Sure. Good morning Dewey. Yeah, I think that it is kind of a moderate season as the year goes on. So I think that obviously as the 2018, generic launch cadence kicks in that comes in over the course of the year. I think the launch cadence there really starts to kick in around say the back half in the second quarter and then flow out from there. So you would expect some acceleration to the quarters as the year goes on. And so I would say it's a moderate build of the base that we entered 2018 on.

Alright, great. And I guess the second year, your support of Rob and I tend to agree with that too. But has Rob seen or have you see a substantial revaluation of assets both in the generics and brands base, I know valuations begun pretty pricey and some private sellers are still appear unwilling to sell it reasonable valuation?

So, yes and no. I mean you obviously know in the macro environment for public companies multiples are different than they were in 2015 that's for sure, lower. And I think it really is dependent upon the specific situation. So that's a tough question to answer because again it really depends on the transaction. And I mean yes, we have certainly seeing - there is three ways to answer this. Number one, they don't seem to be a largest - a large amount of strategic buyers in the United States. My perspective is that many companies are somewhat tapped out associated with capital positions and their balance sheets. And I think many company's focus has turned to reducing debt on your balance sheets in our space. So that precludes some of those folks from larger transactions. We've seen the FTC approach to somebody's transactions and we still don't know how that entirely plays out. So it really depends on, I think it really depends on that transaction, the company you're dealing with see, is it a distressed transaction, is it one from a position of strength. But I wouldn't put any overall color on what's happening out there yet. I mean again our focus is specific to us the assets we're going after.
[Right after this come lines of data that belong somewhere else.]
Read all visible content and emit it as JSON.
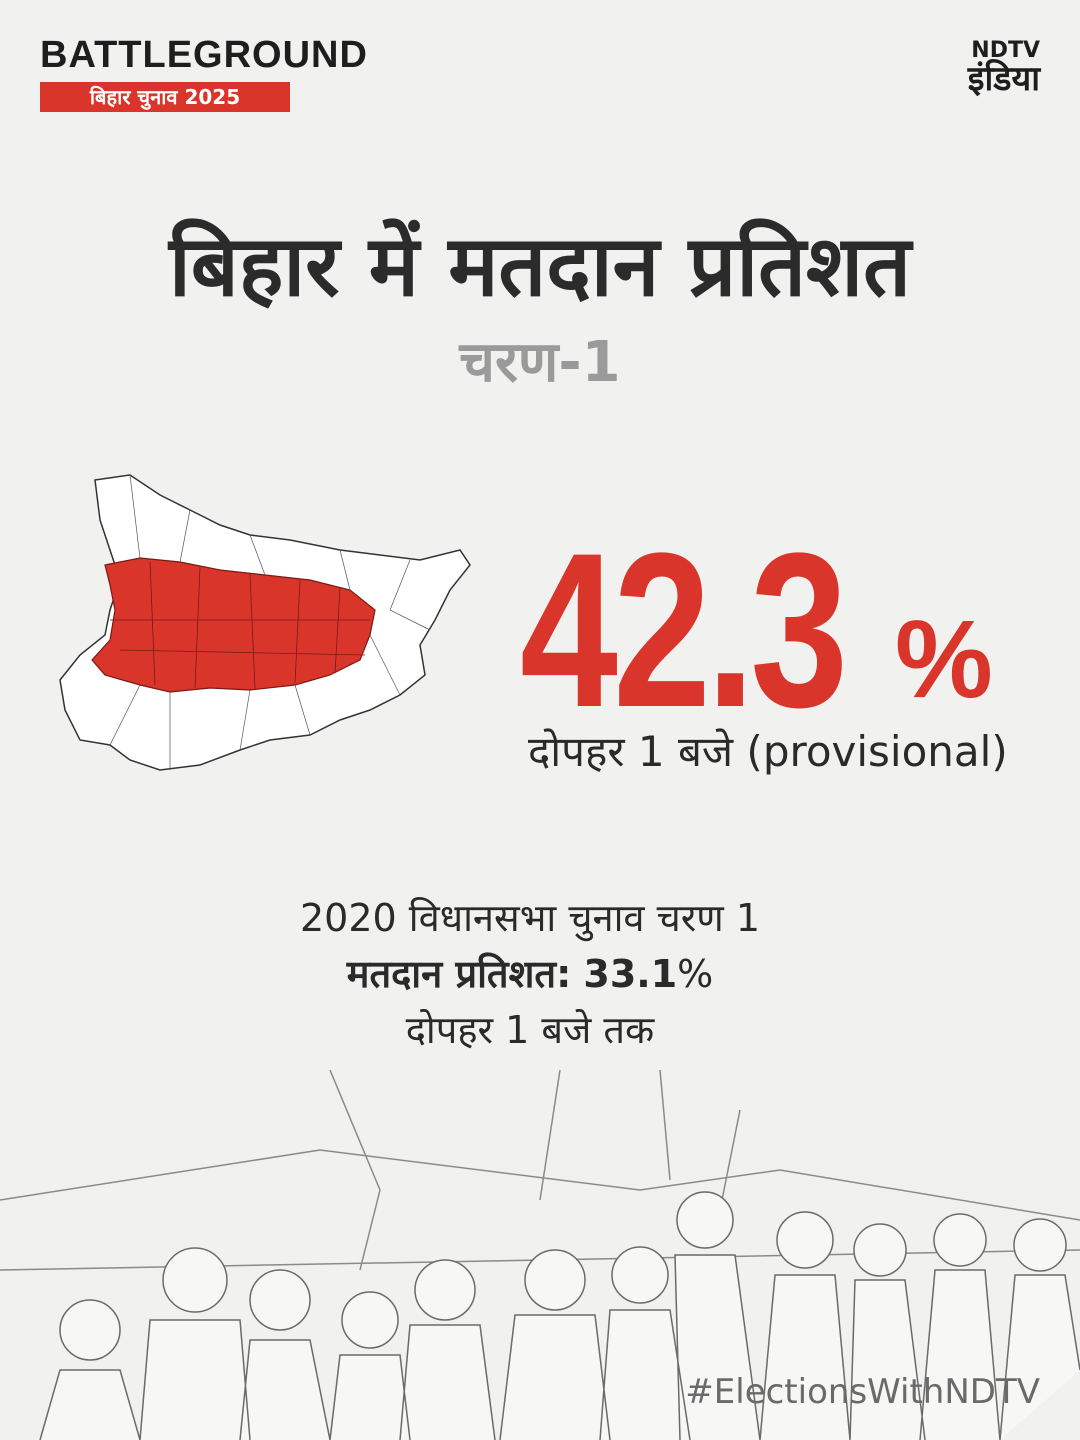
{
  "header": {
    "brand": "BATTLEGROUND",
    "subtitle": "बिहार चुनाव 2025",
    "logo_top": "NDTV",
    "logo_bottom": "इंडिया"
  },
  "title": "बिहार में मतदान प्रतिशत",
  "phase": "चरण-1",
  "turnout": {
    "value": "42.3",
    "unit": "%",
    "note": "दोपहर 1 बजे (provisional)"
  },
  "comparison": {
    "line1": "2020 विधानसभा चुनाव चरण 1",
    "label": "मतदान प्रतिशत:",
    "value": "33.1",
    "unit": "%",
    "line3": "दोपहर 1 बजे तक"
  },
  "hashtag": "#ElectionsWithNDTV"
}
And I think as we have a combination of assets that we've brought that fit into our product launch pipeline and cadence for future periods of launches and at the same time, we always are looking at instantaneously accretive asset transactions that makes sense for us obviously some time to manufacturing our lower cost et cetera. And I think that you should just expect that from us going forward that's how we're going to approach - that's how we're going to approach the opportunities in the marketplace.

All right. Great. And my final question just on further on business development. Obviously you guys have benefited from acquiring sets of assets that you can plug it eventually into by debt. Are there opportunities out there that may be outside of your normal do such forms that could be plugged in about that that are interesting at this point?
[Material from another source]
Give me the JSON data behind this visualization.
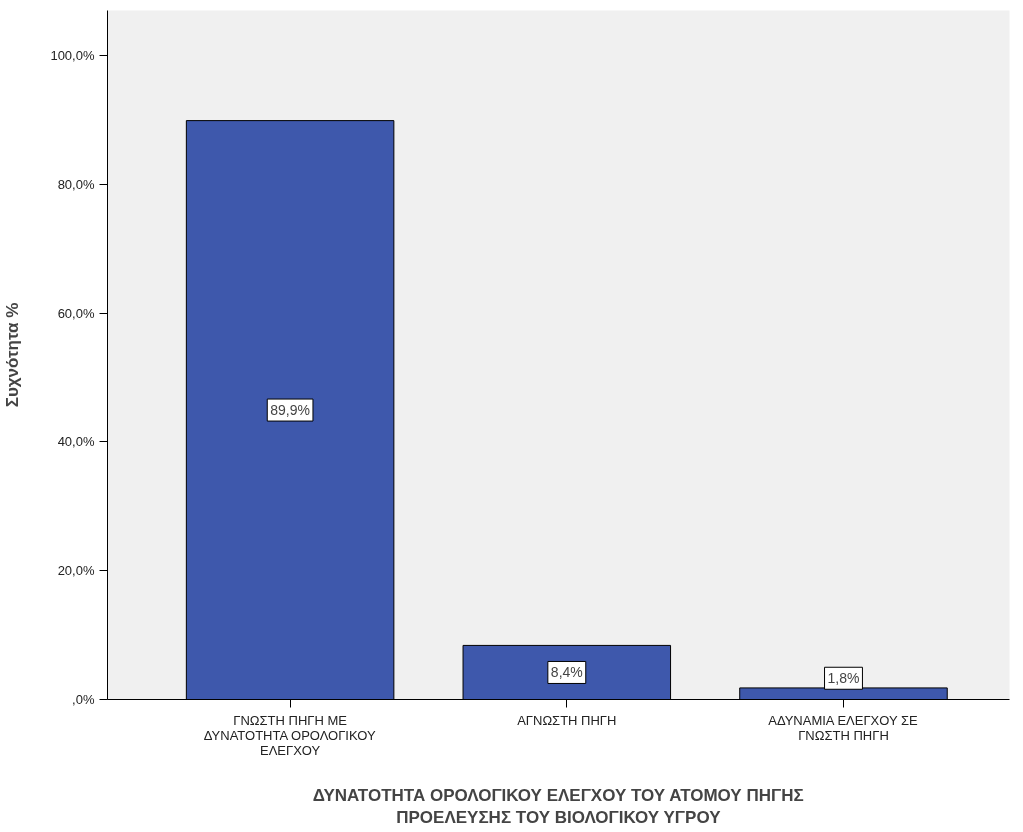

Outside of our normal dosage forum that could be plugged into debt, we wouldn't be able to…

I know, I mean that can't be plugged in by debt.
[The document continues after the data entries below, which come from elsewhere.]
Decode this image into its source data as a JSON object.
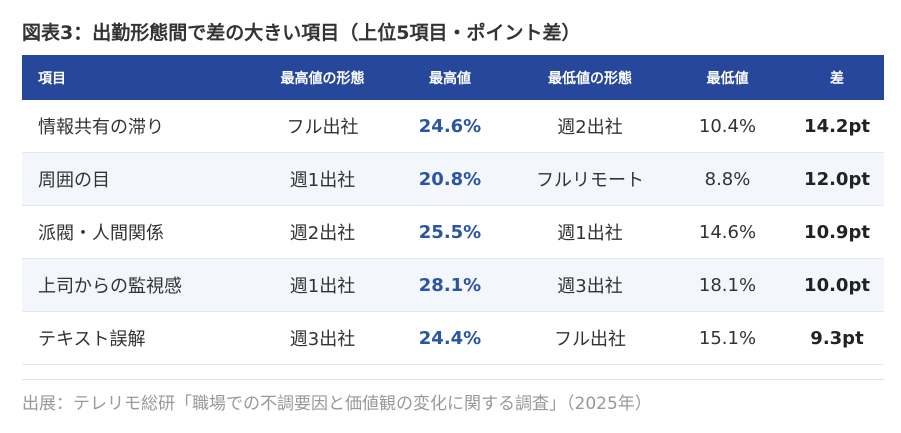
{
  "header": {
    "title": "図表3：出勤形態間で差の大きい項目（上位5項目・ポイント差）"
  },
  "table": {
    "columns": [
      "項目",
      "最高値の形態",
      "最高値",
      "最低値の形態",
      "最低値",
      "差"
    ],
    "rows": [
      [
        "情報共有の滞り",
        "フル出社",
        "24.6%",
        "週2出社",
        "10.4%",
        "14.2pt"
      ],
      [
        "周囲の目",
        "週1出社",
        "20.8%",
        "フルリモート",
        "8.8%",
        "12.0pt"
      ],
      [
        "派閥・人間関係",
        "週2出社",
        "25.5%",
        "週1出社",
        "14.6%",
        "10.9pt"
      ],
      [
        "上司からの監視感",
        "週1出社",
        "28.1%",
        "週3出社",
        "18.1%",
        "10.0pt"
      ],
      [
        "テキスト誤解",
        "週3出社",
        "24.4%",
        "フル出社",
        "15.1%",
        "9.3pt"
      ]
    ]
  },
  "footer": {
    "source": "出展：テレリモ総研「職場での不調要因と価値観の変化に関する調査」（2025年）"
  }
}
Can't be plugged in. Yes, so well, our largest one is an obvious one and that's Cortrophin gel which is obviously an injectable product. So if you're asking me, if the company in vision is moving into different platforms like injectable drugs or thermic drugs, drugs that require aseptic sterile manufacturing, we're always looking at those opportunities. We have always felt that we can successfully market any AA or AB rated generic drug and whether it's in the institution marketplace that's my background in injectable in hospitals or certainly with the consortiums and the consolidation of scripts in all solid markets. So we would not be - we will not shy away from an acquisition or merger if it made sense that would increase our portfolio without any overlap. And that would include injectable, so we will what the future brings us.

All right. Thanks so much.

You're welcome, Dewey. I'd like to just thank everybody for attending our year-end earnings conference call today. I wish you a nice afternoon and signing off. Thank you very much everybody. Bye-bye.

Thank you. This concludes ANI's fourth quarter 2017 earnings call. You may now disconnect your lines and have a wonderful day.